A common complaint is pain in between the shoulder blades. This is often radiating or originating from the neck. Degenerative disc disease, spinal stenosis and facet arthropathy of the cervical spine is the most common underlying cause of neck pain and pain that radiates into the upper back.
In younger patients, such as teenagers or young adults, a wedging or collapse of the anterior aspect of the thoracic vertebrae and disc can create an exaggerated forward flexed deformity known as Scheumerman’s kyphosis. This can often result in upper back pain.

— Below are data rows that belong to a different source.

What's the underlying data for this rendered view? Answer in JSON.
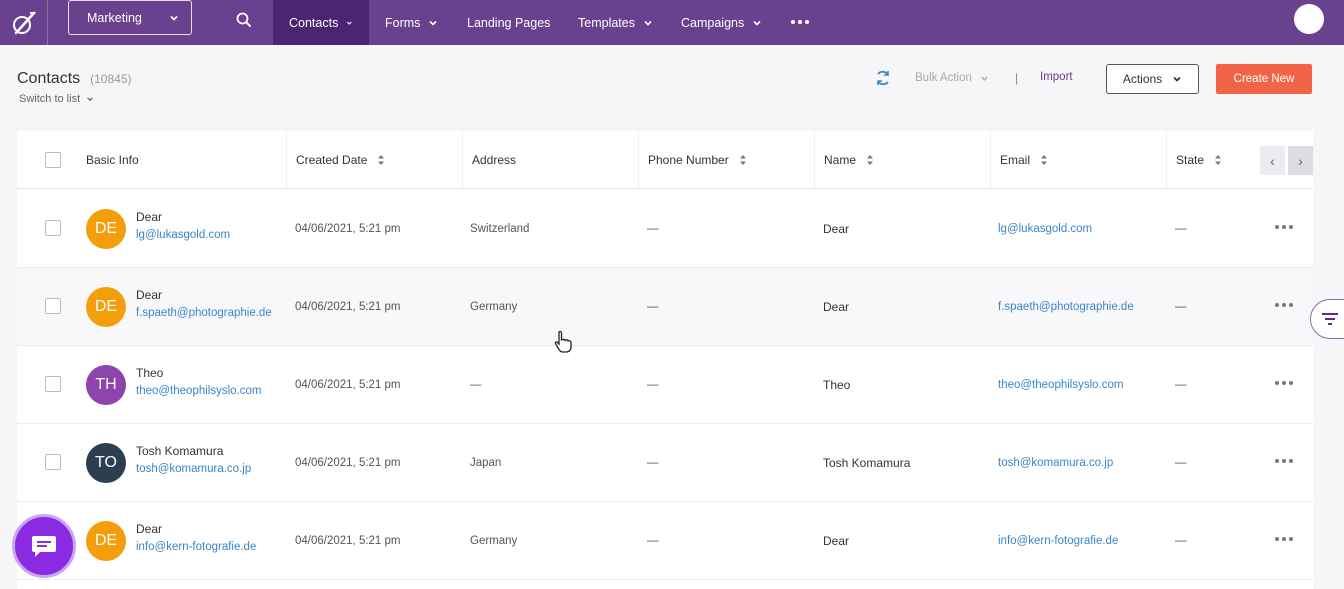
{
  "nav": {
    "workspace": "Marketing",
    "items": [
      {
        "label": "Contacts",
        "active": true
      },
      {
        "label": "Forms"
      },
      {
        "label": "Landing Pages"
      },
      {
        "label": "Templates"
      },
      {
        "label": "Campaigns"
      }
    ]
  },
  "header": {
    "title": "Contacts",
    "count": "(10845)",
    "switch_label": "Switch to list",
    "bulk_action": "Bulk Action",
    "separator": "|",
    "import": "Import",
    "actions": "Actions",
    "create_new": "Create New"
  },
  "table": {
    "columns": [
      "Basic Info",
      "Created Date",
      "Address",
      "Phone Number",
      "Name",
      "Email",
      "State"
    ],
    "rows": [
      {
        "initials": "DE",
        "avatar_color": "#f59e0b",
        "name": "Dear",
        "email": "lg@lukasgold.com",
        "created": "04/06/2021, 5:21 pm",
        "address": "Switzerland",
        "phone": "—",
        "display_name": "Dear",
        "state": "—"
      },
      {
        "initials": "DE",
        "avatar_color": "#f59e0b",
        "name": "Dear",
        "email": "f.spaeth@photographie.de",
        "created": "04/06/2021, 5:21 pm",
        "address": "Germany",
        "phone": "—",
        "display_name": "Dear",
        "state": "—"
      },
      {
        "initials": "TH",
        "avatar_color": "#8e44ad",
        "name": "Theo",
        "email": "theo@theophilsyslo.com",
        "created": "04/06/2021, 5:21 pm",
        "address": "—",
        "phone": "—",
        "display_name": "Theo",
        "state": "—"
      },
      {
        "initials": "TO",
        "avatar_color": "#2c3e50",
        "name": "Tosh Komamura",
        "email": "tosh@komamura.co.jp",
        "created": "04/06/2021, 5:21 pm",
        "address": "Japan",
        "phone": "—",
        "display_name": "Tosh Komamura",
        "state": "—"
      },
      {
        "initials": "DE",
        "avatar_color": "#f59e0b",
        "name": "Dear",
        "email": "info@kern-fotografie.de",
        "created": "04/06/2021, 5:21 pm",
        "address": "Germany",
        "phone": "—",
        "display_name": "Dear",
        "state": "—"
      }
    ]
  },
  "colors": {
    "nav_bg": "#6a418f",
    "nav_active": "#4b2572",
    "accent": "#f26448",
    "link": "#3a86c8"
  }
}
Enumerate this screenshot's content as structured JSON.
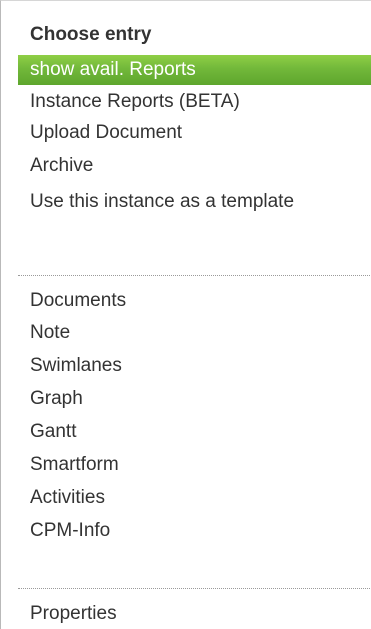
{
  "menu": {
    "header": "Choose entry",
    "items": [
      {
        "label": "show avail. Reports",
        "active": true
      },
      {
        "label": "Instance Reports (BETA)"
      },
      {
        "label": "Upload Document"
      },
      {
        "label": "Archive"
      },
      {
        "label": "Use this instance as a template"
      },
      {
        "label": "Documents"
      },
      {
        "label": "Note"
      },
      {
        "label": "Swimlanes"
      },
      {
        "label": "Graph"
      },
      {
        "label": "Gantt"
      },
      {
        "label": "Smartform"
      },
      {
        "label": "Activities"
      },
      {
        "label": "CPM-Info"
      },
      {
        "label": "Properties"
      }
    ]
  },
  "colors": {
    "active_bg": "#72b83a",
    "active_text": "#ffffff",
    "text": "#333333",
    "separator": "#9a9a9a"
  }
}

In the elderly, multiple wedge shaped compression fractures of the vertebrae and degenerative disc disease can contribute to a “hunched back” kyphotic deformity as well. The treatment for this is typically pain control unless there is an acute compression fracture from underlying osteoporosis. Bone density scans can be done to evaluate for underlying osteoporosis and MRI’s can help determine if a compression fracture (collapse of a vertebrae) is acute or chronic. If it is acute the treatment options are either bracing for 8-12 weeks or a 15 minute outpatient minimally invasive procedure called a kyhpoplasty. In this procedure a small needle is introduced into the broken (fractured/compressed) bone and cement is placed. The purpose of this is to stabilize the bone so it does not collapse further, thereby helping to prevent further imbalance of the spine. The cement also typically decreases pain significantly allow the patient to take less or no pain medication and become more mobile.